La rivière Sainte-Anne fait encore des siennes
Un des affluents du Saint-Laurent des plus «capricieux» sur la rive nord du fleuve est sans doute la rivière Sainte-Anne. Les riverains ne savent jamais ce que ce cours d’eau leur réserve.
Ici, une débâcle en plein mois de décembre.
Mercredi avant-midi, alors que tout était calme et paisible dans le village, un bruit formidable semblable à celui du tonnerre se fit entendre tout-à-coup, jetant l’alarme dans la population. On courut s’enquérir de ce qui se passait.
Les dernières pluies ont fait se désagréger la glace sur tout le parcours de la rivière Ste-Anne à partir de St-Alban, et il s’ensuivit une débâcle telle que nous n’en avons pas le spectacle même au printemps.
On se porta sur le pont et, à perte de vue, l’on vit les glaces qui descendaient à une vitesse vertigineuses, se bousculant, tourbillonnant avec une force terrible. À un moment donné, les glaces s’amoncelèrent en face de chez M. Godon et l’eau refoulée se fit un passage par-dessus le rempart de pierre qui protège la rive et se répandit dans le village.

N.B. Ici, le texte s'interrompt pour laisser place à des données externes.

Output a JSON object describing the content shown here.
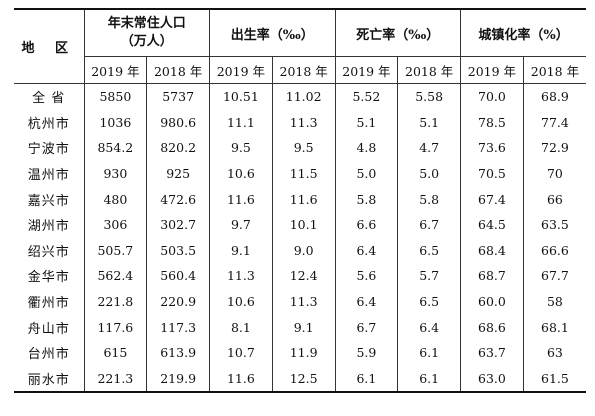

En moins de temps qu’il n’en faut pour l’écrire, l’eau envahit les terrains, les caves, les étables, etc. On sortit vivement les animaux des étables. On sauva le foin du contact de l’eau. M. O. Hivon faillit perdre un magnifique cheval.
Tout à coup, l’amoncèlement de glace déboula et s’abîma dans la rivière avec un fracas épouvantable. Le spectacle était affreux dans sa grandiose beauté.
De onze heures a. m. jusqu’aux petites heures du lendemain, la glace descendit avec elle des arbres entiers arrachés, des billots, etc…
Des hommes, armés de gaffes, se tenaient sur le rempart, arrêtant au passage les pièces de bois qui seront converties plus tard en bois de chauffage.
Dans plusieurs rues du village, on ne peut circuler qu’en chaloupes. Ajoutez à cela une neige pesante qui tombe drue et froide……
La Patrie (Montréal), 13 décembre 1907.